Lying isn’t what it used to be

Lying used to be an offense that caused people to stop trusting and believing you. Now, it’s a “mistake” that’s to be weighed against the liar’s virtues before deciding if he is to be trusted.

I noticed this in my law practice. When I first started out, you hit the litigation jackpot if you could show that the opposing party had lied about any semi-material fact. If you showed this in the pre-trial stages, opposing counsel usually would settle the case for peanuts. If you showed it during trial, the judge or the jury would slam the lying party.

As time went on, I noticed that judges and juries were less impressed by a showing that a party lied. To take but one example, in my last trial, a case I handled for a friend last year, the judge (who was generally excellent and who decided the merits in our favor) was dismissive of evidence that demonstrated dishonesty by the opposing party.

The turning point, I think, was the Bill Clinton-Monica Lewinsky matter. President Clinton was revealed to have lied under oath in a legal proceeding. But most people considered him a good president and the lie was about a private, sensitive matter, his sex life. Thus, Clinton was able to ride out the storm (though he later lost his law license).

It was understandable that people who liked the Clinton presidency didn’t want it terminated over a lie, even one made under oath. But the forgiving of Clinton seems to have had a spillover effect.

In 2001, the rabbi of our synagogue was accused of misappropriating funds. Arguing in favor of retaining the rabbi, Dennis Ross, then a member of the congregation, noted that the rabbi had been delivering great, passionate sermons ever since the allegations of wrongdoing surfaced.

Whatever may be true of a U.S. president, dishonest behavior, one would have thought, trumps quality sermons in a spiritual leader. One would also think that making up events trumps all other qualities in a television news presenter.

But righteous behavior may not be central to the true job description of a “spiritual leader” in ultra-liberal Bethesda, Maryland (though in fairness, this particular rabbi lost his job). Saying the right things and putting on a good show may count for more.

Similarly, honest reporting of events may not be central to the true job description of a network news anchor. In the view of the networks that employ them, the anchorman’s job may have more to do with being a calming presence, someone you want to invite into your home.

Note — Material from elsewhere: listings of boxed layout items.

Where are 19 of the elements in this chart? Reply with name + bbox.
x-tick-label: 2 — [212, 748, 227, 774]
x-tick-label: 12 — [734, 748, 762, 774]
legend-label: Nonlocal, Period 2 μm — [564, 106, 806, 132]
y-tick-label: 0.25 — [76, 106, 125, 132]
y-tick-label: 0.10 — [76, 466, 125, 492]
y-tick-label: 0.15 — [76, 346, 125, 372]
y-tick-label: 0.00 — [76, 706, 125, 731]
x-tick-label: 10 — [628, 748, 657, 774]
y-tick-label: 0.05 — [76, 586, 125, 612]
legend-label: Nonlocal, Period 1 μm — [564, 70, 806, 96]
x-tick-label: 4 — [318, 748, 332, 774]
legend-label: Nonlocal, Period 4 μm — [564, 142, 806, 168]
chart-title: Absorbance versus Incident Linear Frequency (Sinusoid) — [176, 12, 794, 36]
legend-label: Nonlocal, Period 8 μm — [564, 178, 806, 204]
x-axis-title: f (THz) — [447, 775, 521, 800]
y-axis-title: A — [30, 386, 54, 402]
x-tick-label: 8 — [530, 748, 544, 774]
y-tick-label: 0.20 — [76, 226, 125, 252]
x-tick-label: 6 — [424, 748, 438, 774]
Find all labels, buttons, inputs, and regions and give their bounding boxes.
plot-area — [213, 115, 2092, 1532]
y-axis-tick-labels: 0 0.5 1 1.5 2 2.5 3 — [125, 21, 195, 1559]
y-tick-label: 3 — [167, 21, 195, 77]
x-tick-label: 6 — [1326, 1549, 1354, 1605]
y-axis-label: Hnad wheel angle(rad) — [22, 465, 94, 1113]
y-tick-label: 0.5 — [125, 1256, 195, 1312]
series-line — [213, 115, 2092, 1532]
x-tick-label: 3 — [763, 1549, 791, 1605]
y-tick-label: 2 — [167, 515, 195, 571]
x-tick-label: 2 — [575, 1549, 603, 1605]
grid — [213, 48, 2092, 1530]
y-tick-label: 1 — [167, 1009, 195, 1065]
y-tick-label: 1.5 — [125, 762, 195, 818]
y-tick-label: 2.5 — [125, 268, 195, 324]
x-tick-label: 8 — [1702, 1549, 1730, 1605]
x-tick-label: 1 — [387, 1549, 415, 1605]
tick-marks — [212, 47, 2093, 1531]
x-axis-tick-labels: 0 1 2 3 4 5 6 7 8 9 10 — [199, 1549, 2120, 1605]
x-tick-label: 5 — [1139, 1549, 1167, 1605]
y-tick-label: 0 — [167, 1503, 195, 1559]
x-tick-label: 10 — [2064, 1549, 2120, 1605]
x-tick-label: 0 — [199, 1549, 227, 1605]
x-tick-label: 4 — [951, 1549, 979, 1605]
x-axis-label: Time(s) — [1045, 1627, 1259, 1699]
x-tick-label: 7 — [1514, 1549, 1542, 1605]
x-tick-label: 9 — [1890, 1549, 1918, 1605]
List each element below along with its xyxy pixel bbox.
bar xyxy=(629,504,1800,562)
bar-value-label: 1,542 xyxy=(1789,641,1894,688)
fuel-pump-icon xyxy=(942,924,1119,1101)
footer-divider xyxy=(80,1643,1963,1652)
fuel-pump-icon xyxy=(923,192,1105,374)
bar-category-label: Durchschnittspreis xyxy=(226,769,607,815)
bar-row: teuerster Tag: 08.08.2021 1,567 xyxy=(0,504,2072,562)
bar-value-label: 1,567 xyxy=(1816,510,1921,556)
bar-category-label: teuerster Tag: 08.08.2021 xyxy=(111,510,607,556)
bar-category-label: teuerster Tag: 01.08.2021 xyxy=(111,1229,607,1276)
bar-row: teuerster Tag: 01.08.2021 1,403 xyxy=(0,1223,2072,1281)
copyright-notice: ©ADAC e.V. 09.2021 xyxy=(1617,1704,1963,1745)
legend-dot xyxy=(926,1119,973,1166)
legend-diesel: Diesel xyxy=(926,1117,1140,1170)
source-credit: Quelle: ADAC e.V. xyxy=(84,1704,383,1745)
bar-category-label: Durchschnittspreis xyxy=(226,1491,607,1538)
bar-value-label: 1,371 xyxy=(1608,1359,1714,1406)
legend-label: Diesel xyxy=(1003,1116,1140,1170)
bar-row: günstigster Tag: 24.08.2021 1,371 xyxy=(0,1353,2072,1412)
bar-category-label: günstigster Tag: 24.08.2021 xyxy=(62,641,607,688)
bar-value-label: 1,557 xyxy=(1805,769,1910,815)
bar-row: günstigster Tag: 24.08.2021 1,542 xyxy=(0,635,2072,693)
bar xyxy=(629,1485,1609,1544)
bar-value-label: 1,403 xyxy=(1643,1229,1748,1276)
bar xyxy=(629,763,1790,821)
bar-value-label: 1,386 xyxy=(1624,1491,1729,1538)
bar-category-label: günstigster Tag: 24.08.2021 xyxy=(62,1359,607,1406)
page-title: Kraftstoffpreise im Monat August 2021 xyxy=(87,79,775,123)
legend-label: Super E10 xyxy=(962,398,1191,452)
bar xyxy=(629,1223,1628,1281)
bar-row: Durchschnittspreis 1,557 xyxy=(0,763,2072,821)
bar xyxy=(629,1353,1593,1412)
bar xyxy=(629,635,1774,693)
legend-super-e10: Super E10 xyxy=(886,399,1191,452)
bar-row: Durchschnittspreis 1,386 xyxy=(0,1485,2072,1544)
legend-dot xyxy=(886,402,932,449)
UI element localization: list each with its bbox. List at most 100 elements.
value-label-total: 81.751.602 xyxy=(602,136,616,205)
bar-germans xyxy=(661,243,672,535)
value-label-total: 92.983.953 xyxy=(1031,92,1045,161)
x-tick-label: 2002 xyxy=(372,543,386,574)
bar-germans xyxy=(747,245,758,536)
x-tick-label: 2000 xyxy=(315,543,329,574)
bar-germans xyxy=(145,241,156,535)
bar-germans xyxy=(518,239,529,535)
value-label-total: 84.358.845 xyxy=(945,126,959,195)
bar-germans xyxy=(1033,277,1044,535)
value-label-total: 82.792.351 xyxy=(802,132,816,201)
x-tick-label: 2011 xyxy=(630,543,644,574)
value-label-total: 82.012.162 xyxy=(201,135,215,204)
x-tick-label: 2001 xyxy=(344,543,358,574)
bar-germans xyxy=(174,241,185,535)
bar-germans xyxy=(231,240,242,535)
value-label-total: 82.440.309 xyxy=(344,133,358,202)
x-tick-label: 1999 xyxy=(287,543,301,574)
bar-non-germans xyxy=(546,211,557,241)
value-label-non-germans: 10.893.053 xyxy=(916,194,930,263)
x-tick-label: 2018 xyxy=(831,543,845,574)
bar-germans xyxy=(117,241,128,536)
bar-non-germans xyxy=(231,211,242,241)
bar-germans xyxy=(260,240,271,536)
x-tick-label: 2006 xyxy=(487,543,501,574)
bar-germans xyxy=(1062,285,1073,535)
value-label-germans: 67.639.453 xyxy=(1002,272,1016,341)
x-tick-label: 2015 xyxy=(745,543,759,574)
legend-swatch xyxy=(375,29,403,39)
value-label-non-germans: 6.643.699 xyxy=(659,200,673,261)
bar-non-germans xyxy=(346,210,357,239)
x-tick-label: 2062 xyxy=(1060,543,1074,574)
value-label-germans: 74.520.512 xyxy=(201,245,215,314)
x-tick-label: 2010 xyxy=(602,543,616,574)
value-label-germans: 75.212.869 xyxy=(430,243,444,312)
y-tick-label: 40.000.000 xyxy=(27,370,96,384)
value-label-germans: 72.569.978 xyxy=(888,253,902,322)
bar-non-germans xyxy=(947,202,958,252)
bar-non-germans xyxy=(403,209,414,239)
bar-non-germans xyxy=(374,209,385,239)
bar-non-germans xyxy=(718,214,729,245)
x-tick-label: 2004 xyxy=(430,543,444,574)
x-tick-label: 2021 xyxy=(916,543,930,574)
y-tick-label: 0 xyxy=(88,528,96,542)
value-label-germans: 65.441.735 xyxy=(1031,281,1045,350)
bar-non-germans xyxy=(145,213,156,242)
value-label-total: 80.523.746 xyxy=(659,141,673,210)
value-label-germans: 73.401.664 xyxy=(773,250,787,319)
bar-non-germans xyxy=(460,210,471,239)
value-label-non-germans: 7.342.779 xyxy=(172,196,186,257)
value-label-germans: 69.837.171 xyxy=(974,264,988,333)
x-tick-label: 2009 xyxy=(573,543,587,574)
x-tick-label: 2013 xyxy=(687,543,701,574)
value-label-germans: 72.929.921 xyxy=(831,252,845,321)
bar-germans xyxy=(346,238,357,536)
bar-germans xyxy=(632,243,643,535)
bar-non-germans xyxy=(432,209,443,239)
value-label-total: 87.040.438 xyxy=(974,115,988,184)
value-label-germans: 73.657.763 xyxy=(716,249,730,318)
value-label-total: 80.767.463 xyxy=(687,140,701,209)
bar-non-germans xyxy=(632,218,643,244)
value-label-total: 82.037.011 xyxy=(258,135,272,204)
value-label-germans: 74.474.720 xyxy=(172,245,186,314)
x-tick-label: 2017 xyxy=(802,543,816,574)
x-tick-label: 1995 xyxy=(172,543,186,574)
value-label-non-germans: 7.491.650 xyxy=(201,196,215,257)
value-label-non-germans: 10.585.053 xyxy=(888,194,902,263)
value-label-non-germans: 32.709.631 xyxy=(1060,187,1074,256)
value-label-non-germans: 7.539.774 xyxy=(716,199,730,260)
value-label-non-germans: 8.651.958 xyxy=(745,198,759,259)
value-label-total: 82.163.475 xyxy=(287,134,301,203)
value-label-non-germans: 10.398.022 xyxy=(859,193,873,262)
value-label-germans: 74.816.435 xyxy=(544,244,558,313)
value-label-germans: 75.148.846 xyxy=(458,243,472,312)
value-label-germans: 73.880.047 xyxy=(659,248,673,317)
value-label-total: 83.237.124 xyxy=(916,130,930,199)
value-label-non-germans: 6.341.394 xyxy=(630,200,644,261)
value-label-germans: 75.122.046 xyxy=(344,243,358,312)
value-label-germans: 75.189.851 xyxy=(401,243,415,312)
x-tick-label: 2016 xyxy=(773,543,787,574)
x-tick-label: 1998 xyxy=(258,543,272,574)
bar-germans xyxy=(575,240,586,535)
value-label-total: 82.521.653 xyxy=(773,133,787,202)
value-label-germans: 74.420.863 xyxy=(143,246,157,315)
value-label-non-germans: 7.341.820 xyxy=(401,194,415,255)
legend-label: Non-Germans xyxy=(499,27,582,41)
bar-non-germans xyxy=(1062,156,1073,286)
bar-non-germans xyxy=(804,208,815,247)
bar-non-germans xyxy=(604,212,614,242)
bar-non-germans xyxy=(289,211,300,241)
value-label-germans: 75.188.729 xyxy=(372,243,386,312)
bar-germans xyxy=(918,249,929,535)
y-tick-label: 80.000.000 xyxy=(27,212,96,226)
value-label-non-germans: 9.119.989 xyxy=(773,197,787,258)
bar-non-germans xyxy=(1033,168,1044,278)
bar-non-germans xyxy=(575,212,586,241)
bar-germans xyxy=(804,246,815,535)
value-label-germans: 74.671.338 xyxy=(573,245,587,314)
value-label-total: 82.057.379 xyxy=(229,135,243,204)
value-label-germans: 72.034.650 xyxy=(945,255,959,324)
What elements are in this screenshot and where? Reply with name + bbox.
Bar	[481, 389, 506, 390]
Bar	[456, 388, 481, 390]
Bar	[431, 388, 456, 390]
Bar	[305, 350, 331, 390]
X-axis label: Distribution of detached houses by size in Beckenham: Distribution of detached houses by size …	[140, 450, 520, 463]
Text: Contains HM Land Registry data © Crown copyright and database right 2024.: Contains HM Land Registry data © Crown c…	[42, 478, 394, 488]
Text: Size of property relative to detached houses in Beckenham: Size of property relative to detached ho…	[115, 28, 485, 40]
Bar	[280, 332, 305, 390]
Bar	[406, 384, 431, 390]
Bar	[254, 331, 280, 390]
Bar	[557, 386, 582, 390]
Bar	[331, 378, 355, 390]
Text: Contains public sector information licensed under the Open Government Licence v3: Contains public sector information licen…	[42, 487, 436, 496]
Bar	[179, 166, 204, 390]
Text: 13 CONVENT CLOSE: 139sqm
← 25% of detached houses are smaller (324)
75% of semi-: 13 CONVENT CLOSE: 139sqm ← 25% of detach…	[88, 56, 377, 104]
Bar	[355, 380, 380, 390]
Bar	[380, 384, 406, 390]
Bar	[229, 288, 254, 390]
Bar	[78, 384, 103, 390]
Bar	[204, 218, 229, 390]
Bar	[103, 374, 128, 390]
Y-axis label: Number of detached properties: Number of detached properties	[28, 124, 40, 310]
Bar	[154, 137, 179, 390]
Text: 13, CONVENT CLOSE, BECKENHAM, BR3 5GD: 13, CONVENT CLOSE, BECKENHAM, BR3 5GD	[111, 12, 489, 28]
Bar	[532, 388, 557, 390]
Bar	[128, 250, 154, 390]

Bill O’Reilly tells us that Brian Williams “is not a bad guy.” Jonah Goldberg says that if Williams were his friend, he wouldn’t end the friendship just because Williams falsely claimed he came under attack in Iraq.

I have no reason to disagree with O’Reilly and I tend to agree with Goldberg. But their statements have no bearing on whether Williams should retain his job as presenter of the news.

Lying isn’t what it used to be. And if Williams keeps his job, lying isn’t much of anything at all.